(38 days)
Urine Drug Screening Control is a liquid human urine based assayed quality control material intended to monitor the performance of screening, semiquantitative and confirmatory drug-of-abuse testing procedures.
Urine Drug Screening Control is designed to monitor the performance of screening, semi-quantitative and confirmatory drugs-of-abuse testing procedures. Purified drugs or drug metabolites added to a human urine based matrix to provide a stable liquid control, which closely mimics drug containing human urine. The product contains
This document describes a 510(k) premarket notification for a quality control material, not a diagnostic device with performance metrics like sensitivity or specificity. Therefore, the typical acceptance criteria and study designs for diagnostic algorithms (like standalone performance, MRMC studies, or multi-reader paradigms) are not applicable here.
Instead, the submission focuses on demonstrating substantial equivalence to a predicate device based on technological characteristics and intended use. The "acceptance criteria" in this context are alignment with the predicate device, and the "study" is a comparative analysis of these characteristics.
Here's the breakdown of the information as it relates to the provided text:
1. Table of Acceptance Criteria and Reported Device Performance
Given that this is a quality control material and the evaluation is for substantial equivalence, the "acceptance criteria" are effectively the characteristics of the predicate device, and the "reported device performance" is how the new device matches those characteristics.
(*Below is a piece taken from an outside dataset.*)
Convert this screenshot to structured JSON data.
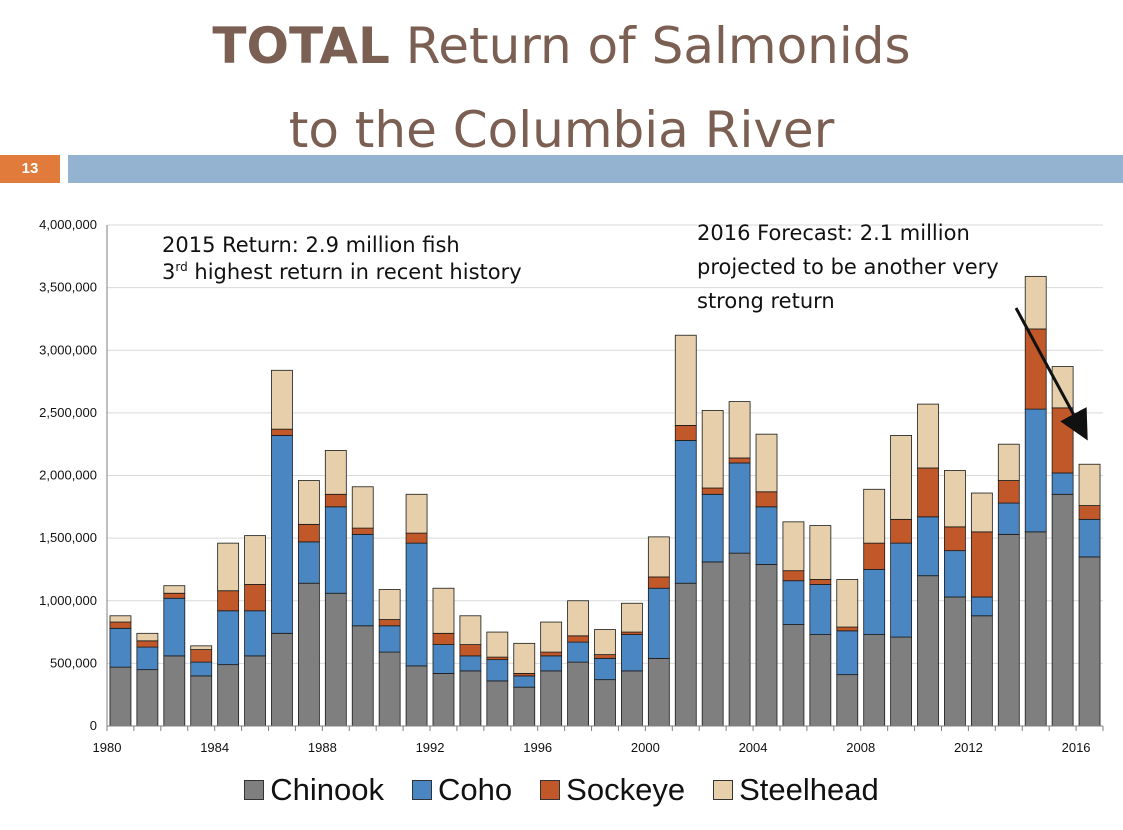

| Acceptance Criteria (Predicate Device Characteristic) | Reported Device Performance (Urine Drug Screening Control) |
|---|---|
| Intended use: Assayed control for monitoring urine assays for drugs of abuse | Assayed control for monitoring urine assays for drugs of abuse |
| Matrix: Human Urine | Human Urine |
| Form: Liquid | Liquid |
| Analytes: Common abused drugs | Common abused drugs |
| Storage: 2-8°C | 2-8°C |
| Stability: 30 days at 2-8°C, open | 30 days at 2-8°C, open (Note: Based on accelerated stability. Real time stability studies currently in progress) |
2. Sample Size Used for the Test Set and Data Provenance
This information is not applicable to this type of submission. The device is a quality control material, not a diagnostic test that processes patient data. The "test set" in this context refers to the characteristics of the device itself and its comparison to the predicate. No patient data or clinical sample sizes are mentioned.
3. Number of Experts Used to Establish the Ground Truth for the Test Set and Their Qualifications
This information is not applicable. Ground truth, in the context of diagnostic performance, is not established for quality control materials in this manner. The "ground truth" for a quality control material is its chemical composition and performance within a laboratory assay, which is typically validated through internal and external methods by the manufacturer and reference laboratories.
4. Adjudication Method for the Test Set
This information is not applicable. Adjudication methods like 2+1 or 3+1 are used for resolving disagreements among human readers in diagnostic studies. This is not a human-interpreted diagnostic device.
5. If a Multi-Reader Multi-Case (MRMC) Comparative Effectiveness Study Was Done
No, an MRMC comparative effectiveness study was not done. This type of study evaluates the performance of human readers, with and without AI assistance, on a set of cases. This device is a quality control material used to monitor laboratory assays, not a device interpreted by human readers.
6. If a Standalone (i.e., algorithm only without human-in-the-loop performance) Was Done
No, a standalone performance study as understood for AI algorithms was not done. The concept of "standalone performance" doesn't directly apply to a quality control material in the same way it would to an AI diagnostic algorithm. The device's performance is assessed by its chemical stability and its ability to consistently produce expected results when used in drug screening assays, which is implied by the stability data and intended use, rather than an "algorithm only" evaluation.
7. The Type of Ground Truth Used
The "ground truth" for this device is its chemical formulation and stability characteristics, as well as its performance against predefined target values when used in laboratoryassays. This is inferred from "Purified drugs or drug metabolites added to a human urine based matrix" and the "assayed quality control material intended to monitor and evaluate the precision and the accuracy of laboratory testing procedures." This would typically be established through analytical testing and reference methods during the manufacturing process to ensure the control material contains the specified analytes at predefined concentrations.
8. The Sample Size for the Training Set
This information is not applicable. Quality control materials do not have "training sets" in the context of machine learning or AI algorithms. Their development relies on chemical formulation, stability studies, and manufacturing controls.
9. How the Ground Truth for the Training Set Was Established
This information is not applicable as there is no training set for this device.
§ 862.3280 Clinical toxicology control material.
(a)
Identification. A clinical toxicology control material is a device intended to provide an estimation of the precision of a device test system and to detect and monitor systematic deviations from accuracy resulting from reagent or instrument defects. This generic type of device includes various single, and multi-analyte control materials.(b)
Classification. Class I (general controls). The device is exempt from the premarket notification procedures in subpart E of part 807 of this chapter subject to the limitations in § 862.9.